Time Period | 3 Months [change] |
Direction | Moves Together |
Strength | Very Weak |
Accuracy | 94.74% |
Values | Daily Returns |
Calamos Growth Fund vs. The Hartford Growth
Performance |
Timeline |
Calamos Growth |
Hartford Growth |
Calamos Growth and Hartford Growth Volatility Contrast
Predicted Return Density |
Returns |
Pair Trading with Calamos Growth and Hartford Growth
The main advantage of trading using opposite Calamos Growth and Hartford Growth positions is that it hedges away some unsystematic risk. Because of two separate transactions, even if Calamos Growth position performs unexpectedly, Hartford Growth can make up some of the losses. Pair trading also minimizes risk from directional movements in the market. For example, if an entire industry or sector drops because of unexpected headlines, the short position in Hartford Growth will offset losses from the drop in Hartford Growth's long position.Calamos Growth vs. Blackrock Science Technology | Calamos Growth vs. Pgim Jennison Technology | Calamos Growth vs. Goldman Sachs Technology | Calamos Growth vs. Fidelity Advisor Technology |
Hartford Growth vs. Advisory Research Mlp | Hartford Growth vs. Blackrock All Cap Energy | Hartford Growth vs. Franklin Natural Resources | Hartford Growth vs.
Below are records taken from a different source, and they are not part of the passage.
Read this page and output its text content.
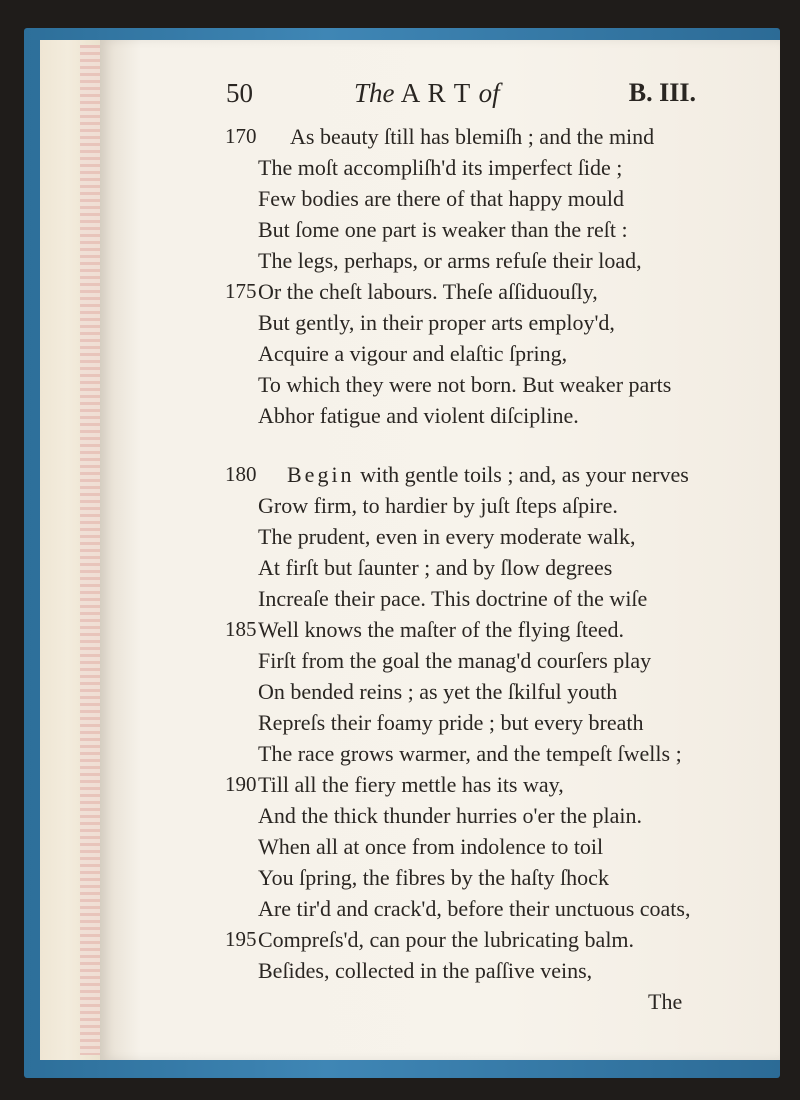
50	The A R T of	B. III.
170 As beauty ſtill has blemiſh ; and the mind
The moſt accompliſh'd its imperfect ſide ;
Few bodies are there of that happy mould
But ſome one part is weaker than the reſt :
The legs, perhaps, or arms refuſe their load,
175 Or the cheſt labours. Theſe aſſiduouſly,
But gently, in their proper arts employ'd,
Acquire a vigour and elaſtic ſpring,
To which they were not born. But weaker parts
Abhor fatigue and violent diſcipline.
180 Begin with gentle toils ; and, as your nerves
Grow firm, to hardier by juſt ſteps aſpire.
The prudent, even in every moderate walk,
At firſt but ſaunter ; and by ſlow degrees
Increaſe their pace. This doctrine of the wiſe
185 Well knows the maſter of the flying ſteed.
Firſt from the goal the manag'd courſers play
On bended reins ; as yet the ſkilful youth
Repreſs their foamy pride ; but every breath
The race grows warmer, and the tempeſt ſwells ;
190 Till all the fiery mettle has its way,
And the thick thunder hurries o'er the plain.
When all at once from indolence to toil
You ſpring, the fibres by the haſty ſhock
Are tir'd and crack'd, before their unctuous coats,
195 Compreſs'd, can pour the lubricating balm.
Beſides, collected in the paſſive veins,
The
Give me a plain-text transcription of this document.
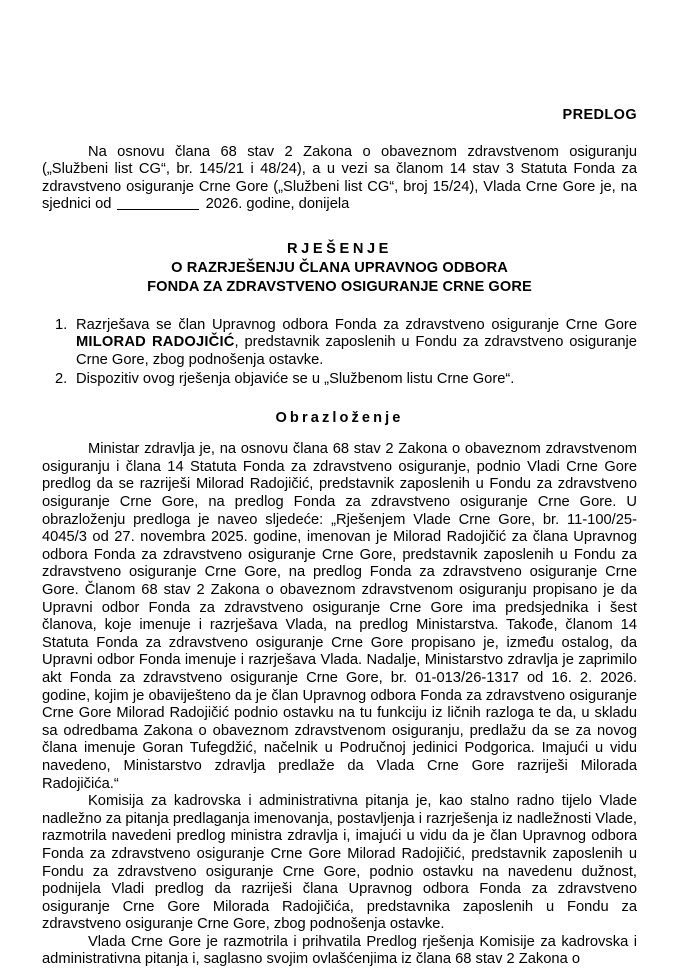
PREDLOG

Na osnovu člana 68 stav 2 Zakona o obaveznom zdravstvenom osiguranju („Službeni list CG“, br. 145/21 i 48/24), a u vezi sa članom 14 stav 3 Statuta Fonda za zdravstveno osiguranje Crne Gore („Službeni list CG“, broj 15/24), Vlada Crne Gore je, na sjednici od	2026. godine, donijela

RJEŠENJE

O RAZRJEŠENJU ČLANA UPRAVNOG ODBORA

FONDA ZA ZDRAVSTVENO OSIGURANJE CRNE GORE

Razrješava se član Upravnog odbora Fonda za zdravstveno osiguranje Crne Gore MILORAD RADOJIČIĆ, predstavnik zaposlenih u Fondu za zdravstveno osiguranje Crne Gore, zbog podnošenja ostavke.
Dispozitiv ovog rješenja objaviće se u „Službenom listu Crne Gore“.

Obrazloženje

Ministar zdravlja je, na osnovu člana 68 stav 2 Zakona o obaveznom zdravstvenom osiguranju i člana 14 Statuta Fonda za zdravstveno osiguranje, podnio Vladi Crne Gore predlog da se razriješi Milorad Radojičić, predstavnik zaposlenih u Fondu za zdravstveno osiguranje Crne Gore, na predlog Fonda za zdravstveno osiguranje Crne Gore. U obrazloženju predloga je naveo sljedeće: „Rješenjem Vlade Crne Gore, br. 11-100/25-4045/3 od 27. novembra 2025. godine, imenovan je Milorad Radojičić za člana Upravnog odbora Fonda za zdravstveno osiguranje Crne Gore, predstavnik zaposlenih u Fondu za zdravstveno osiguranje Crne Gore, na predlog Fonda za zdravstveno osiguranje Crne Gore. Članom 68 stav 2 Zakona o obaveznom zdravstvenom osiguranju propisano je da Upravni odbor Fonda za zdravstveno osiguranje Crne Gore ima predsjednika i šest članova, koje imenuje i razrješava Vlada, na predlog Ministarstva. Takođe, članom 14 Statuta Fonda za zdravstveno osiguranje Crne Gore propisano je, između ostalog, da Upravni odbor Fonda imenuje i razrješava Vlada. Nadalje, Ministarstvo zdravlja je zaprimilo akt Fonda za zdravstveno osiguranje Crne Gore, br. 01-013/26-1317 od 16. 2. 2026. godine, kojim je obaviješteno da je član Upravnog odbora Fonda za zdravstveno osiguranje Crne Gore Milorad Radojičić podnio ostavku na tu funkciju iz ličnih razloga te da, u skladu sa odredbama Zakona o obaveznom zdravstvenom osiguranju, predlažu da se za novog člana imenuje Goran Tufegdžić, načelnik u Područnoj jedinici Podgorica. Imajući u vidu navedeno, Ministarstvo zdravlja predlaže da Vlada Crne Gore razriješi Milorada Radojičića.“

Komisija za kadrovska i administrativna pitanja je, kao stalno radno tijelo Vlade nadležno za pitanja predlaganja imenovanja, postavljenja i razrješenja iz nadležnosti Vlade, razmotrila navedeni predlog ministra zdravlja i, imajući u vidu da je član Upravnog odbora Fonda za zdravstveno osiguranje Crne Gore Milorad Radojičić, predstavnik zaposlenih u Fondu za zdravstveno osiguranje Crne Gore, podnio ostavku na navedenu dužnost, podnijela Vladi predlog da razriješi člana Upravnog odbora Fonda za zdravstveno osiguranje Crne Gore Milorada Radojičića, predstavnika zaposlenih u Fondu za zdravstveno osiguranje Crne Gore, zbog podnošenja ostavke.

Vlada Crne Gore je razmotrila i prihvatila Predlog rješenja Komisije za kadrovska i administrativna pitanja i, saglasno svojim ovlašćenjima iz člana 68 stav 2 Zakona o
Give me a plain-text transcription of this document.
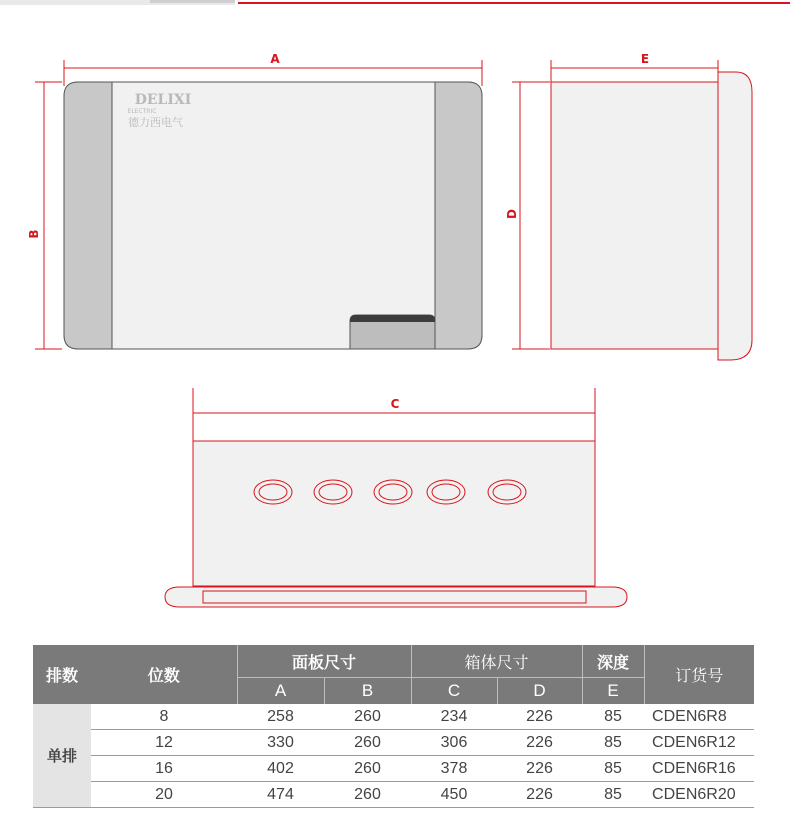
A
B
DELIXI
ELECTRIC
德力西电气
E
D
C
排数	位数	面板尺寸		箱体尺寸		深度	订货号
		A	B	C	D	E	
单排	8	258	260	234	226	85	CDEN6R8
	12	330	260	306	226	85	CDEN6R12
	16	402	260	378	226	85	CDEN6R16
	20	474	260	450	226	85	CDEN6R20
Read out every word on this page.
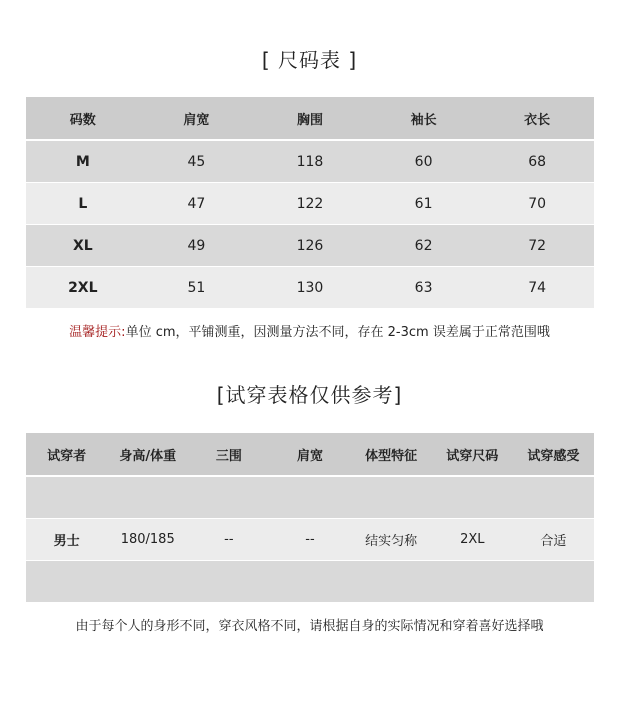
[ 尺码表 ]
码数	肩宽	胸围	袖长	衣长
M	45	118	60	68
L	47	122	61	70
XL	49	126	62	72
2XL	51	130	63	74
温馨提示:单位 cm，平铺测重，因测量方法不同，存在 2-3cm 误差属于正常范围哦
[试穿表格仅供参考]
试穿者	身高/体重	三围	肩宽	体型特征	试穿尺码	试穿感受

男士	180/185	--	--	结实匀称	2XL	合适

由于每个人的身形不同，穿衣风格不同，请根据自身的实际情况和穿着喜好选择哦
Transamerica Mlp Energy |
Check out your portfolio center.Note that this page's information should be used as a complementary analysis to find the right mix of equity instruments to add to your existing portfolios or create a brand new portfolio. You can also try the Alpha Finder module to use alpha and beta coefficients to find investment opportunities after accounting for the risk.